Building My AI Workstation: Kicking Off the Project

Over the past few years, I’ve watched the evolution of AI move from research labs into the everyday workflows of business, productivity, and creativity. Models that once required massive clusters are now accessible to individuals, and the frontier is shifting toward Specialized Language Models (SLMs) — models tuned for specific domains, tasks, and contexts.

To push my own understanding forward, I’ve decided to build a personal AI workstation: a high-performance rig that will let me fine-tune, benchmark, and experiment with large models in a hands-on way.

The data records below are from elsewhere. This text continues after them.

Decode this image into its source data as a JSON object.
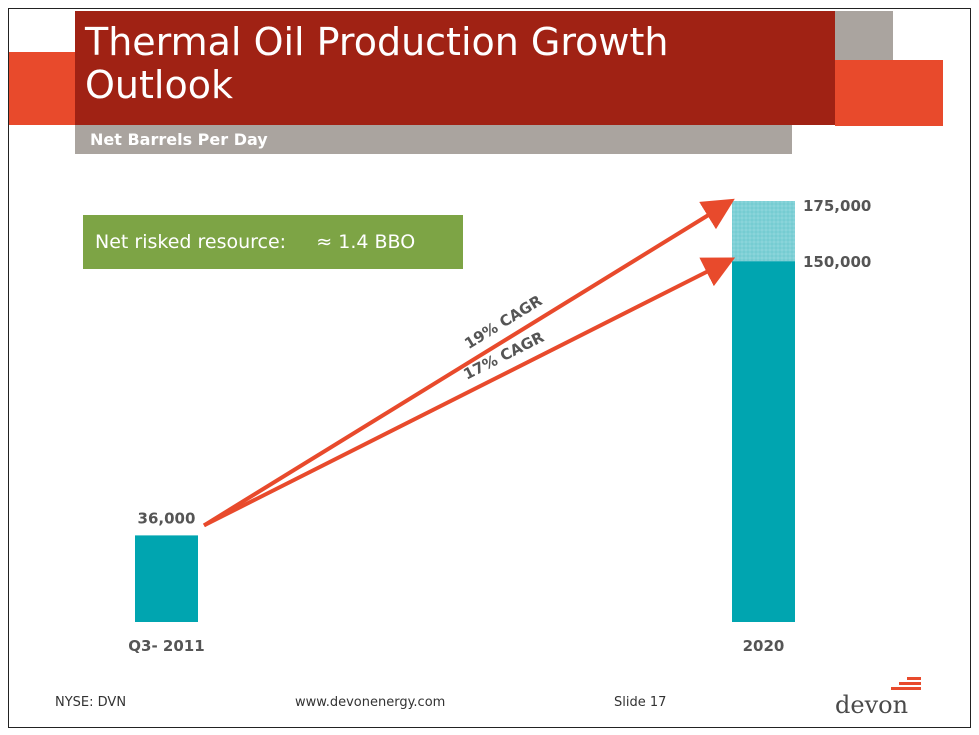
{
  "slide": {
    "title": "Thermal Oil Production Growth Outlook",
    "subtitle": "Net Barrels Per Day",
    "callout_label": "Net risked resource:",
    "callout_value": "≈ 1.4 BBO",
    "footer_ticker": "NYSE: DVN",
    "footer_url": "www.devonenergy.com",
    "footer_slide": "Slide 17",
    "logo_text": "devon"
  },
  "colors": {
    "title_band": "#a02214",
    "accent_orange": "#e84a2c",
    "accent_grey": "#aaa49f",
    "callout_green": "#7da445",
    "bar_teal": "#00a5b0",
    "bar_light_teal": "#7fd0d6",
    "arrow_red": "#e84a2c",
    "label_grey": "#555555"
  },
  "chart_data": {
    "type": "bar",
    "title": "Thermal Oil Production Growth Outlook",
    "ylabel": "Net Barrels Per Day",
    "categories": [
      "Q3- 2011",
      "2020"
    ],
    "series": [
      {
        "values": [
          36000,
          150000
        ]
      },
      {
        "values": [
          0,
          25000
        ]
      }
    ],
    "value_labels": [
      "36,000",
      "150,000",
      "175,000"
    ],
    "annotations": [
      {
        "text": "19% CAGR",
        "from": 36000,
        "to": 175000
      },
      {
        "text": "17% CAGR",
        "from": 36000,
        "to": 150000
      }
    ],
    "ylim": [
      0,
      175000
    ],
    "grid": false
  }
}
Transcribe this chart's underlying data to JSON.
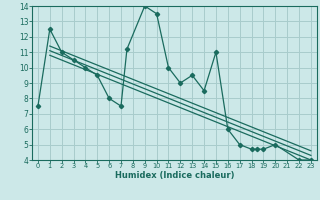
{
  "title": "",
  "xlabel": "Humidex (Indice chaleur)",
  "xlim": [
    -0.5,
    23.5
  ],
  "ylim": [
    4,
    14
  ],
  "xticks": [
    0,
    1,
    2,
    3,
    4,
    5,
    6,
    7,
    8,
    9,
    10,
    11,
    12,
    13,
    14,
    15,
    16,
    17,
    18,
    19,
    20,
    21,
    22,
    23
  ],
  "yticks": [
    4,
    5,
    6,
    7,
    8,
    9,
    10,
    11,
    12,
    13,
    14
  ],
  "bg_color": "#cce8e8",
  "grid_color": "#a8cccc",
  "line_color": "#1a6b5e",
  "main_line_x": [
    0,
    1,
    2,
    3,
    4,
    5,
    6,
    7,
    7.5,
    9,
    10,
    11,
    12,
    13,
    14,
    15,
    16,
    17,
    18,
    18.5,
    19,
    20,
    22,
    23
  ],
  "main_line_y": [
    7.5,
    12.5,
    11.0,
    10.5,
    10.0,
    9.5,
    8.0,
    7.5,
    11.2,
    14.0,
    13.5,
    10.0,
    9.0,
    9.5,
    8.5,
    11.0,
    6.0,
    5.0,
    4.7,
    4.7,
    4.7,
    5.0,
    4.0,
    4.0
  ],
  "trend_lines": [
    {
      "x": [
        1,
        23
      ],
      "y": [
        10.8,
        4.0
      ]
    },
    {
      "x": [
        1,
        23
      ],
      "y": [
        11.1,
        4.3
      ]
    },
    {
      "x": [
        1,
        23
      ],
      "y": [
        11.4,
        4.6
      ]
    }
  ]
}
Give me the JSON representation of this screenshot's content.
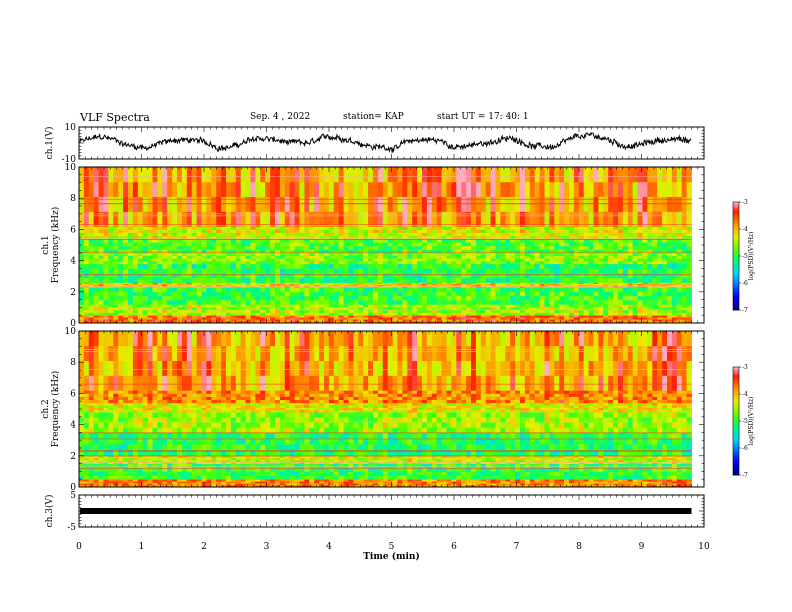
{
  "header": {
    "title": "VLF Spectra",
    "date": "Sep. 4 , 2022",
    "station": "station= KAP",
    "start": "start  UT  =    17: 40: 1"
  },
  "chart_data": [
    {
      "type": "line",
      "name": "ch1-waveform",
      "ylabel": "ch.1(V)",
      "ylim": [
        -10,
        10
      ],
      "yticks": [
        "10",
        "-10"
      ],
      "xlim": [
        0,
        10
      ],
      "duration_min": 9.8,
      "mean_level": 0,
      "amplitude": 6,
      "color": "#000000"
    },
    {
      "type": "heatmap",
      "name": "ch1-spectrogram",
      "ylabel": "Frequency (kHz)",
      "channel_label": "ch.1",
      "ylim": [
        0,
        10
      ],
      "yticks": [
        "0",
        "2",
        "4",
        "6",
        "8",
        "10"
      ],
      "xlim": [
        0,
        10
      ],
      "duration_min": 9.8,
      "colorbar": {
        "label": "log(PSD)(V²/Hz)",
        "range": [
          -7,
          -3
        ],
        "ticks": [
          "-3",
          "-4",
          "-5",
          "-6",
          "-7"
        ]
      },
      "bands": [
        {
          "f": [
            0.0,
            0.5
          ],
          "level": -3.7
        },
        {
          "f": [
            0.5,
            1.2
          ],
          "level": -4.6
        },
        {
          "f": [
            1.2,
            2.3
          ],
          "level": -5.0
        },
        {
          "f": [
            2.3,
            2.6
          ],
          "level": -4.2
        },
        {
          "f": [
            2.6,
            3.8
          ],
          "level": -5.1
        },
        {
          "f": [
            3.8,
            4.5
          ],
          "level": -4.7
        },
        {
          "f": [
            4.5,
            5.4
          ],
          "level": -4.9
        },
        {
          "f": [
            5.4,
            6.2
          ],
          "level": -4.4
        },
        {
          "f": [
            6.2,
            10.0
          ],
          "level": -4.0
        }
      ]
    },
    {
      "type": "heatmap",
      "name": "ch2-spectrogram",
      "ylabel": "Frequency (kHz)",
      "channel_label": "ch.2",
      "ylim": [
        0,
        10
      ],
      "yticks": [
        "0",
        "2",
        "4",
        "6",
        "8",
        "10"
      ],
      "xlim": [
        0,
        10
      ],
      "duration_min": 9.8,
      "colorbar": {
        "label": "log(PSD)(V²/Hz)",
        "range": [
          -7,
          -3
        ],
        "ticks": [
          "-3",
          "-4",
          "-5",
          "-6",
          "-7"
        ]
      },
      "bands": [
        {
          "f": [
            0.0,
            0.5
          ],
          "level": -3.8
        },
        {
          "f": [
            0.5,
            1.5
          ],
          "level": -5.0
        },
        {
          "f": [
            1.5,
            2.0
          ],
          "level": -4.4
        },
        {
          "f": [
            2.0,
            3.5
          ],
          "level": -5.1
        },
        {
          "f": [
            3.5,
            4.8
          ],
          "level": -4.6
        },
        {
          "f": [
            4.8,
            5.4
          ],
          "level": -4.3
        },
        {
          "f": [
            5.4,
            6.2
          ],
          "level": -3.8
        },
        {
          "f": [
            6.2,
            10.0
          ],
          "level": -4.0
        }
      ]
    },
    {
      "type": "line",
      "name": "ch3-waveform",
      "ylabel": "ch.3(V)",
      "ylim": [
        -5,
        5
      ],
      "yticks": [
        "5",
        "-5"
      ],
      "xlim": [
        0,
        10
      ],
      "duration_min": 9.8,
      "mean_level": 0,
      "amplitude": 0.5,
      "color": "#000000"
    }
  ],
  "x_axis": {
    "label": "Time  (min)",
    "ticks": [
      "0",
      "1",
      "2",
      "3",
      "4",
      "5",
      "6",
      "7",
      "8",
      "9",
      "10"
    ]
  }
}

This is not just about performance numbers — it’s about exploring how to apply AI practically and learning what it really takes to train and deploy models tailored for business value.

Why This Project?

There are three main goals for this build:

  1. Hands-on learning with SLMs. I want to go deeper into how models can be specialized — what works, what doesn’t, and what resources are required.
  2. Practical experimentation. Fine-tuning models locally provides an environment where I can test ideas quickly, without waiting on shared infrastructure or cloud quotas.
  3. Personal brand and knowledge sharing. By documenting the process here, I aim to demonstrate that I’m not just talking about AI adoption in business — I’m actively experimenting with it, sharing the ups and downs of building and using a system like this.

The Build

After a lot of research and part comparisons, here’s the final component list for the workstation:

  • Motherboard: Gigabyte B650 Aorus Elite AX
  • CPU: AMD Ryzen 9 7900X
  • RAM: G.Skill Flare X5 64GB DDR5-6000 CL30
  • Primary SSD: Samsung 990 Pro 2TB NVMe
  • Secondary SSD: TeamGroup MP44Q 4TB NVMe
  • PSU: Corsair RM1000e (2025)
  • Case: Fractal Pop XL Silent
  • Case Fans: 2 × Arctic P14
  • CPU Cooler: be quiet! Dark Rock Pro 5
  • GPU: NVIDIA RTX 5090 Gaming OC

This combination balances raw compute power (with the 5090 GPU at the core), ample high-speed storage for model weights and datasets, and quiet cooling for a system that will often be under heavy sustained loads.

What’s Next

Over the coming days, I’ll be posting updates with photos and notes as I build out the system. Expect plenty of real-world detail: cable management victories (and mistakes), BIOS tweaks, thermals, and the first time I load a model that truly pushes the GPU.

From there, I’ll dive into the software side: Ubuntu 24.04 as the primary OS (with a Windows partition for occasional extra use of the GPU…), driver setup, and my initial workflow for fine-tuning language models.


This blog is as much about the journey as the destination. My hope is that by the time this project is complete, I’ll have a workstation that not only supports my research and tinkering but also serves as a showcase of how AI exploration can be practical, applied, and — most importantly — shared.